KRIKOR AMIRZAYAN Rubrique

Pourquoi mourir pour l’Artsakh ?


En novembre 1990 invité en tant que journaliste au 2e Congrès du Mouvement National Arménien (MNA), ayant rencontré dans les salons du Parlement arménien Levon Ter-Petrossian je lui avais évoqué l’urgence d’une intervention forte de l’armée arménienne en formation pour la défense de l’Artsakh. Mais son peu d’enthousiasme dans sa réponse et sa modération m’avaient quelque peu surpris. Surpris car le vaste Mouvement Karabagh qui devait bouleverser la carte politique de l’Arménie était issu justement du combat arménien pour la libération de l’Artsakh. La suite des évènements a toutefois démontré que l’Artsakh est revenu de toute sa puissance dans l’actualité arménienne, de la guerre de libération jusqu’à son indépendance et la proclamation d’une République de l’Artsakh.

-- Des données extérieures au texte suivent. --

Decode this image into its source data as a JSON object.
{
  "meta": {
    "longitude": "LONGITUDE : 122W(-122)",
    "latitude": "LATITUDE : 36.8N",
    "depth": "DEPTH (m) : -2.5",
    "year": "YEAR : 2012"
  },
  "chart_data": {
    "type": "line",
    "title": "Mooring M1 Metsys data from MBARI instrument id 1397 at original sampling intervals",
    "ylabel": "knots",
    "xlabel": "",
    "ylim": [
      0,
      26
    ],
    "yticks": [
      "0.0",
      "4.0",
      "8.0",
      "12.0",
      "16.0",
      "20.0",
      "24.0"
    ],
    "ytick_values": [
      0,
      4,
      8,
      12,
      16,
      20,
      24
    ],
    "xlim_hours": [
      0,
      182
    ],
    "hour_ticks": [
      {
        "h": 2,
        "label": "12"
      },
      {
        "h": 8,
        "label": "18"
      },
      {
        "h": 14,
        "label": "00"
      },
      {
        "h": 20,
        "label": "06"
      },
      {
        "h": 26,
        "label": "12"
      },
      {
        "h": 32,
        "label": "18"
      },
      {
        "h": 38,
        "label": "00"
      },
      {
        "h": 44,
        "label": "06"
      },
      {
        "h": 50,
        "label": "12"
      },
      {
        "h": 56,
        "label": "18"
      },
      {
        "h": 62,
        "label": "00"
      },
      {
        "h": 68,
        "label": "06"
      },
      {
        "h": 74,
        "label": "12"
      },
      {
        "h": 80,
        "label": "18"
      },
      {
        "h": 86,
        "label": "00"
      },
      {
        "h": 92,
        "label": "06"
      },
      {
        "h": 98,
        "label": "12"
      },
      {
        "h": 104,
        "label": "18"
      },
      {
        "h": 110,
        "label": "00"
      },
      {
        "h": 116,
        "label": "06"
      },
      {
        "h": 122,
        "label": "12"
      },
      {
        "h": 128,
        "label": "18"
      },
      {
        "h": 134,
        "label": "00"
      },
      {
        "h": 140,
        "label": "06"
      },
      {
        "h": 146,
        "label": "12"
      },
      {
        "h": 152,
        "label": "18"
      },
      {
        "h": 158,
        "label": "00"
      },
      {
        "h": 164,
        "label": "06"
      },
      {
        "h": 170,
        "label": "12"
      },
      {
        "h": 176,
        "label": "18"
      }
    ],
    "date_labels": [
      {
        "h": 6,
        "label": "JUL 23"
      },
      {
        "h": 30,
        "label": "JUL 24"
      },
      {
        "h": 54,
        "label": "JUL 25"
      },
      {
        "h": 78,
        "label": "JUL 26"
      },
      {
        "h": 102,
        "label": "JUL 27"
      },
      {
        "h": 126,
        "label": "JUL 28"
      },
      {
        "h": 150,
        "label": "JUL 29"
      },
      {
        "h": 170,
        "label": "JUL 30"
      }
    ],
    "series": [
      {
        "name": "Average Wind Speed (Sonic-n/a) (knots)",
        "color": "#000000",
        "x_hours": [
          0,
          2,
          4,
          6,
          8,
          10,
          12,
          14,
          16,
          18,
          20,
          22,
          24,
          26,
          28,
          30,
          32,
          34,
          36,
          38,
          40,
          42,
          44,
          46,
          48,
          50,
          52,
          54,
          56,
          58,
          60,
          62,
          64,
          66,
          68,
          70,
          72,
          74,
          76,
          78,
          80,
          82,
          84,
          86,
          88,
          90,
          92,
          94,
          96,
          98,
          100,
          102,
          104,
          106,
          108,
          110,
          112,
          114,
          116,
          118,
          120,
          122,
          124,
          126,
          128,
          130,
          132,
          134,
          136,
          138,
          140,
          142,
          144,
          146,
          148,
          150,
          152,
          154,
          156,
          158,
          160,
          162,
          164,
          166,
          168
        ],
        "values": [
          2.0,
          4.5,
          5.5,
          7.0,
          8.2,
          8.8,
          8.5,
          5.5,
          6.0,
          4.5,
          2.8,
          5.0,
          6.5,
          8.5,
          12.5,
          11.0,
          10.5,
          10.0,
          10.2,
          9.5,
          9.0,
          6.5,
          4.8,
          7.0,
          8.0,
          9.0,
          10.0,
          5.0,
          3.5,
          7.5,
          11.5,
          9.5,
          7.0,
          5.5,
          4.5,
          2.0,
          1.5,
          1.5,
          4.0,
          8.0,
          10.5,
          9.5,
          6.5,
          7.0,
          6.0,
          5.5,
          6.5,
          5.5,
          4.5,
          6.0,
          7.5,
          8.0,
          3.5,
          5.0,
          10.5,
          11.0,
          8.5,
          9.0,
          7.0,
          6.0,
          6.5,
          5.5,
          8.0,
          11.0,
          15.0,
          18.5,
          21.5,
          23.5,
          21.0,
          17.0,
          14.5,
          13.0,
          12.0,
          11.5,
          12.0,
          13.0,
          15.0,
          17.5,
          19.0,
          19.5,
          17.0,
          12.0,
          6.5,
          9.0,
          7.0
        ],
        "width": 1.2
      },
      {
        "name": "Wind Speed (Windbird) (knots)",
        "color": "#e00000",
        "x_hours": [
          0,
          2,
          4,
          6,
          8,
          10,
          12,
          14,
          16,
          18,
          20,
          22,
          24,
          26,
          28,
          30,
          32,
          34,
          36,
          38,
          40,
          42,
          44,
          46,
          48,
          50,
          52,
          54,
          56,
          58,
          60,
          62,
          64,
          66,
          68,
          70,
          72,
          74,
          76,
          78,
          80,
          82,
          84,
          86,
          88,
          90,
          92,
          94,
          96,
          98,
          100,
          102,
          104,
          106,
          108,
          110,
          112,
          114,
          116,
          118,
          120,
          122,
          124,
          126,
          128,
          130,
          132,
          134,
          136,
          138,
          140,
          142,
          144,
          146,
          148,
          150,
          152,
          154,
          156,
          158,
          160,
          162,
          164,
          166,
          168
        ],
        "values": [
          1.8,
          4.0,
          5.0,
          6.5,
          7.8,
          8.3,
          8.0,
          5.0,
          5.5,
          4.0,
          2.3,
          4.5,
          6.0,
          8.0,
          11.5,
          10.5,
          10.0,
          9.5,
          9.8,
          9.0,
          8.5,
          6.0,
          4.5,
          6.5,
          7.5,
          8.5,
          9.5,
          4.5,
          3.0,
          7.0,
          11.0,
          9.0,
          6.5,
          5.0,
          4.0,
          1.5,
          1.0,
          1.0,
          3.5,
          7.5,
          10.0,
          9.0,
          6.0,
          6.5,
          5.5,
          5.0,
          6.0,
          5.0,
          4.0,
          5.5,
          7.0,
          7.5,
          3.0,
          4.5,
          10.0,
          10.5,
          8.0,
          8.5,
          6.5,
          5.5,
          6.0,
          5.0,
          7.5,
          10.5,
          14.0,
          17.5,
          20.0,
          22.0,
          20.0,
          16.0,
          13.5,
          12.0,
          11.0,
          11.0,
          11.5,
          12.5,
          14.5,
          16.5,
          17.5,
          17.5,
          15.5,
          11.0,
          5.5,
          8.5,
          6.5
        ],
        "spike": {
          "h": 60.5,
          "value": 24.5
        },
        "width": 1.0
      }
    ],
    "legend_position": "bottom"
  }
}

Mais l’Arménie et les Arméniens ont très lourdement payé cette libération. Avec plus de 7 000 victimes arméniennes auxquelles se sont ajoutées des milliers d’autres, notamment lors de la guerre de 44 jours en automne 2020.
Les Arméniens étaient-ils prêts à payer un tel tribut pour la libération de ce territoire arménien depuis la nuit des temps ? Et surtout avaient-ils besoin de verser tant de sang et tant de larmes pour l’Artsakh ? En Arménie, il est des esprits chagrins qui en doutent. Mais pour la grande majorité des Arméniens, la question ne se pose pas. L’Artsakh, autrefois appelé l’Outik, est arménien. Les cartes antiques et la présence millénaire des Arméniens le prouvent. L’Artsakh doit alors rester arménien…quel qu’en soit le coût à payer.

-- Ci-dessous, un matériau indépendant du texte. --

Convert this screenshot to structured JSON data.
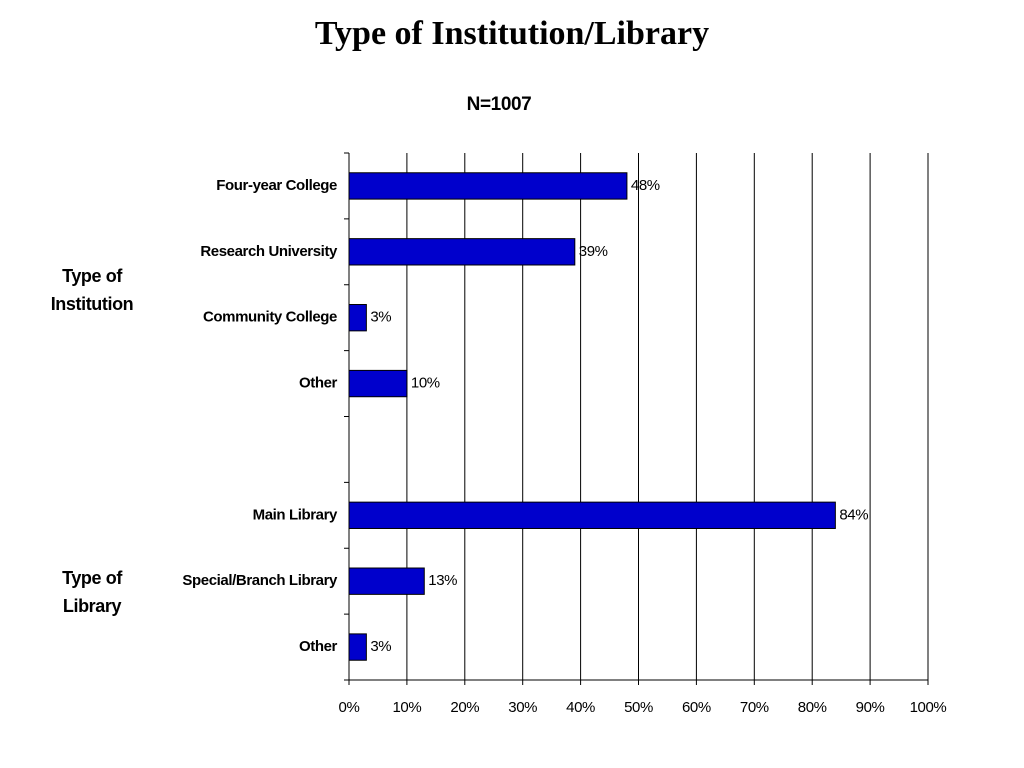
{
  "chart_data": {
    "type": "hbar",
    "title": "Type of Institution/Library",
    "subtitle": "N=1007",
    "categories": [
      "Four-year College",
      "Research University",
      "Community College",
      "Other",
      null,
      "Main Library",
      "Special/Branch Library",
      "Other"
    ],
    "values": [
      48,
      39,
      3,
      10,
      null,
      84,
      13,
      3
    ],
    "value_labels": [
      "48%",
      "39%",
      "3%",
      "10%",
      null,
      "84%",
      "13%",
      "3%"
    ],
    "color": "#0000cc",
    "xlim": [
      0,
      100
    ],
    "xticks": [
      {
        "value": 0,
        "label": "0%"
      },
      {
        "value": 10,
        "label": "10%"
      },
      {
        "value": 20,
        "label": "20%"
      },
      {
        "value": 30,
        "label": "30%"
      },
      {
        "value": 40,
        "label": "40%"
      },
      {
        "value": 50,
        "label": "50%"
      },
      {
        "value": 60,
        "label": "60%"
      },
      {
        "value": 70,
        "label": "70%"
      },
      {
        "value": 80,
        "label": "80%"
      },
      {
        "value": 90,
        "label": "90%"
      },
      {
        "value": 100,
        "label": "100%"
      }
    ],
    "grid": true,
    "annotations": [
      {
        "text": "Type of Institution"
      },
      {
        "text": "Type of Library"
      }
    ]
  }
}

Car en défendant l’Artsakh, le peuple arménien sait qu’il défend l’Arménie. Non seulement parce que l’Artsakh est une ancienne province d’Arménie, mais qu’en plus, l’Artsakh c’est le fort de l’Arménie. Sans l’Artsakh, il n’y a pas d’Arménie.
Les ennemis turco-azéri du Pantouranisme ont compris que l’Artsakh c’est la porte d’entrée du Zangezour arménien -le sud de l’Arménie- avec la région de Syunik. Puis par le Zangezour, toute l’Arménie, jusqu’au lac Sevan et Erévan qui pourraient être accessibles à l’appétit Pantouranien. C’est en cela que l’enjeu de l’Artsakh est essentiel pour l’Arménie. Il en va de la présence physique de l’Arménie et de son peuple. Pas moins.

Aussi, une perte de l’Artsakh signifierait la fin de l’Arménie ! La formule peut paraitre une peu directe et rapide, mais face aux menaces répétées et affirmées par le dictateur de Bakou avec le soutien d’Ankara, plus besoin d’avoir des illusions. Reste bien évidemment l’Iran, le grand inconnu qui semble montrer les dents mais qui pourrait très vite se complaire de la situation nouvelle. Reste surtout la Russie dont une perte de l’Arménie et le déferlement turco-azéri au Sud-Caucase n’entre pas dans son meilleur scénario. Puisque l’arrivée de la vague turco-azérie signifierait son éviction de la région. Une région poudrière dont Moscou compte tirer ses avantages par une présence soutenue.

Les Arméniens, unis derrière leur République et son armée pourraient résister et réaliser des miracles par leur désir de vivre. L’histoire l’a prouvé.
Mais le salut de l’Arménie vient ainsi et surtout d’ailleurs. Et aujourd’hui dans le scénario-catastrophe qui se dessine, tous les regards vont vers la Russie, seule capable de renverser les données et sauver l’Arménie pièce essentielle de sa partie d’échecs dans la région.